Die Bar: eine bunte Insel der Freiheit im Irgendwo einer halb provinziellen Stadt. Dort findet der Dialog von Maya und Anja statt, und zwar zur lauten Technomusik, in einem Land, in dem kasachisch und am Rande russisch gesprochen wird.  Maya ist Gebärdensprachendolmetscherin. Diese Fähigkeit liegt wie ein Film über dem Sujet; Stille wird zum Narrativ – Anjas Gedankengänge sind gekennzeichnet durch Psychologisieren, Erahnen, Hoffen.

Die Liebe erblüht hier auf ihre Weise, mit Himbeeren, einer Eiche und dem Sternenhimmel. (M)eine Begegnung. Ein Moment des Glücks, der für immer bleibt.

Verschachtelung des Sujets ist eine Spielart der Autorin. Die lineare Handlung macht Platz für Rückblicke in die Zukunft bevor eine Vergangenheit überhaupt beginnen kann. Vertrautheit weicht Fremde, Gefühl der Vernunft. Ein Streit entsteht, weil Anja die Gebärdensprache und die Welt jener Menschen nicht nachvollziehen kann. Trost findet Anja im heimatlichen Herd, bei der Mutter, wo sie gemeinsam Sylvester feiern und Lecho aus Tomaten und Paprika essen, selbstgemacht natürlich. Und die Wiederkehr zum Beginn der Geschichte findet fast am Ende statt – das zufällige Treffen der beiden Frauen in der Ausstellung, bereits nach dem vollzogenen Bruch.
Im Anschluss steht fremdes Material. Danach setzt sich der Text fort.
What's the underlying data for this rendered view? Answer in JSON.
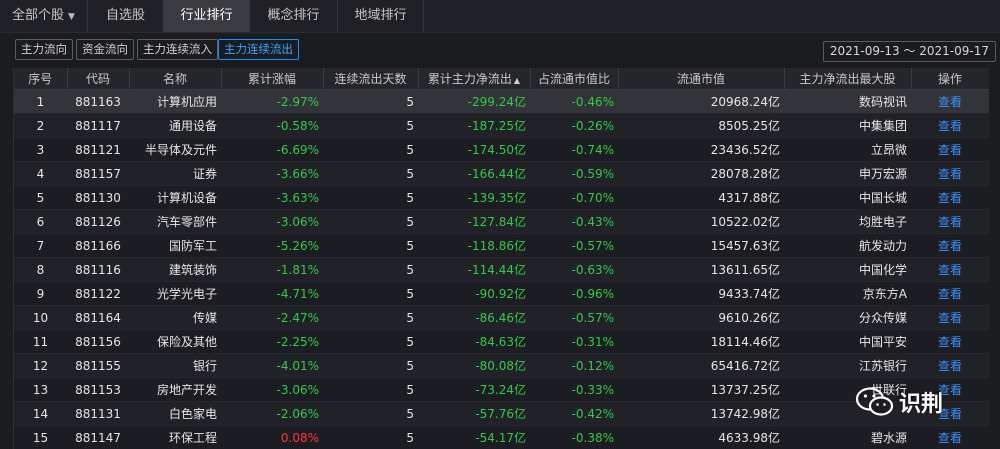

Der Grund dafür – die Abwesenheit von Stille. Maya kann ohne diese nicht und die Beziehung zerbricht daran. „Vielleicht ist es gerade der Schmerz, der in uns das Verständnis von Liebe konzeptualisiert.

Der Text entlässt den Leser mit einem zufriedenen Gefühl; die Liebe ist wie ein Kaugummi, an dem man lange ziehen kann – in einer halb provinziellen Stadt im Irgendwo einer Welt, die hoffentlich nie verlernt Verschiedenartigkeit anzunehmen.